Ingredients for 1 servings:
- 500 g butter
- 125 g sugar
- 4 eggs
- 1 kg flour
- 1 cup whipped cream
- 1 pinch of baking powder
- some schnapps
- 1 kg clarified butter for frying
- 500 g sugar
- 3 tbsp cinnamon, ground
Instructions
Working time approx. 2 hours; Total time approx. 2 hours
completely nicotine-free – a specialty from Franconia – made with a special rolling iron
Cream the butter and sugar until fluffy. Gradually add the eggs and heavy cream. Mix the flour with the baking powder and stir in, or rather, knead, along with the schnapps. Shape the dough into a ball, cover, and refrigerate overnight. Measure the circumference and length from the rolling pin. Using these measurements, cut a rectangular template out of cardboard. Roll out the dough in portions, place the template on top, and cut out. Place the dough around the rolling pin. Wrap the string attached to the rolling pin at approximately 1 cm intervals around the roll and fry in the oil until golden brown.
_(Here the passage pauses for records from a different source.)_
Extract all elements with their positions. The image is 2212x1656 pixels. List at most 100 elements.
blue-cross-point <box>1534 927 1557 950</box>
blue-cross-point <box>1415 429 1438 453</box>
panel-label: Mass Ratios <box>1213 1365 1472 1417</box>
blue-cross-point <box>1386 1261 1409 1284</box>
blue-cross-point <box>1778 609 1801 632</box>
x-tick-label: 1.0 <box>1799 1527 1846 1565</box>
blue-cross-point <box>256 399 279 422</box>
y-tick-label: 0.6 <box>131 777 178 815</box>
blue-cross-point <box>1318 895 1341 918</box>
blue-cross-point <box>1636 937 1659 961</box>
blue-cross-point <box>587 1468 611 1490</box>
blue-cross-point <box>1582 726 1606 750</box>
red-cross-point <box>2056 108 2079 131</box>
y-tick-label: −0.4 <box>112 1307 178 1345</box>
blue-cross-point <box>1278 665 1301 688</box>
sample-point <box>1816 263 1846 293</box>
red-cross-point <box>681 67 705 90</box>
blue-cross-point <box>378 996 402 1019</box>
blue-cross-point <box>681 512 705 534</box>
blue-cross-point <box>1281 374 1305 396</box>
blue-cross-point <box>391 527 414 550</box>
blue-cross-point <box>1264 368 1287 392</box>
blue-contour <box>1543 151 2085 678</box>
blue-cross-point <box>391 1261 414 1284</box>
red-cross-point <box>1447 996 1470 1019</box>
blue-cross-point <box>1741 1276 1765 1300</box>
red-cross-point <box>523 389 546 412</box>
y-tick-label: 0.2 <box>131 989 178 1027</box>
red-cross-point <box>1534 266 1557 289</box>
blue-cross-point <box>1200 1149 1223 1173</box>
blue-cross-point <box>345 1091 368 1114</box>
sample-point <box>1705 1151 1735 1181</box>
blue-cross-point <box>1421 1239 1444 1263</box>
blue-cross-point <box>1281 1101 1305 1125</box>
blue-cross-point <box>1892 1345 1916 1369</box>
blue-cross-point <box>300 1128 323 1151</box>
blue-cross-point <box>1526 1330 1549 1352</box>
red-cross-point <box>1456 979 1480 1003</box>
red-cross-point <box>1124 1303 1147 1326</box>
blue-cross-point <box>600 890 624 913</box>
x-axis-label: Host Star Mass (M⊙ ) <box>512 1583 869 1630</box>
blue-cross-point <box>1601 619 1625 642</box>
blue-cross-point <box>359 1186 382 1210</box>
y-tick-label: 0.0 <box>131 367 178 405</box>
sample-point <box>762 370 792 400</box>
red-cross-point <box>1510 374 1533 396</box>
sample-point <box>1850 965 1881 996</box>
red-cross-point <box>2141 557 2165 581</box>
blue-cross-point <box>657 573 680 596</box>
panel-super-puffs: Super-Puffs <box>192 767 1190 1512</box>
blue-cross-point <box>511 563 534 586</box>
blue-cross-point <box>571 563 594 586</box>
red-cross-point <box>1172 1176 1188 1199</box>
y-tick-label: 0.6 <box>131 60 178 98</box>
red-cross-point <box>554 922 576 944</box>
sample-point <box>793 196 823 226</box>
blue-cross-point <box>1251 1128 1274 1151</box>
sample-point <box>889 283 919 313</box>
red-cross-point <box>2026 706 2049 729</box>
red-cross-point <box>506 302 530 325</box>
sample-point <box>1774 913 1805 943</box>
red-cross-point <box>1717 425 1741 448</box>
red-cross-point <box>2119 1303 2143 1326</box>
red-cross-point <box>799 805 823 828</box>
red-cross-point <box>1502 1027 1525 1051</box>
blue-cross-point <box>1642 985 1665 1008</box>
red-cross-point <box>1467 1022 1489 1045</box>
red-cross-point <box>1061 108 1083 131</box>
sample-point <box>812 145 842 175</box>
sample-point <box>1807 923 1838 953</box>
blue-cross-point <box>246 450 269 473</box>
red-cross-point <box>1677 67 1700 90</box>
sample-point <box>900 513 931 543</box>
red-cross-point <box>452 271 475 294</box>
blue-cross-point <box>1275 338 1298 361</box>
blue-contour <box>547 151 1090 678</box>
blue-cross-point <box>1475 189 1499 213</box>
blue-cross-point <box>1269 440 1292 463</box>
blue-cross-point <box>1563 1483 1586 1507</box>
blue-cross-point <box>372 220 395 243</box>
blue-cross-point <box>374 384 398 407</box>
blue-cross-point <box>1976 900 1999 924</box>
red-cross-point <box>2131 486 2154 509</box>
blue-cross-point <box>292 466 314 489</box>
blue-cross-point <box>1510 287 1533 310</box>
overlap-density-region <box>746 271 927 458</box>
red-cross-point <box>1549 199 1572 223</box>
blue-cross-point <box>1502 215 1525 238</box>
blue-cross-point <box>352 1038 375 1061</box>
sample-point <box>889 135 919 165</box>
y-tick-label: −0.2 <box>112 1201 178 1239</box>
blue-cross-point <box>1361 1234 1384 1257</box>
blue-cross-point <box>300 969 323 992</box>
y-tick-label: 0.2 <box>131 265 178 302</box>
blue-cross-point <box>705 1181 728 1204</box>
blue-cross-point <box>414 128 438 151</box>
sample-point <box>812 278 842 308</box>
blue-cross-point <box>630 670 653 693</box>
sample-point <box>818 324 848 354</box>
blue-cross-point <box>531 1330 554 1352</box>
After baking, unwind the string, carefully remove the pastry roll, and immediately roll it in the sugar/cinnamon mixture. Once cooled, place the rolls in a tin and, provided they are not eaten beforehand, they will keep for at least 4 weeks. If the threads on the rolling pin need to be replaced, make sure to use only cotton thread. Otherwise the thread will melt in the hot fat.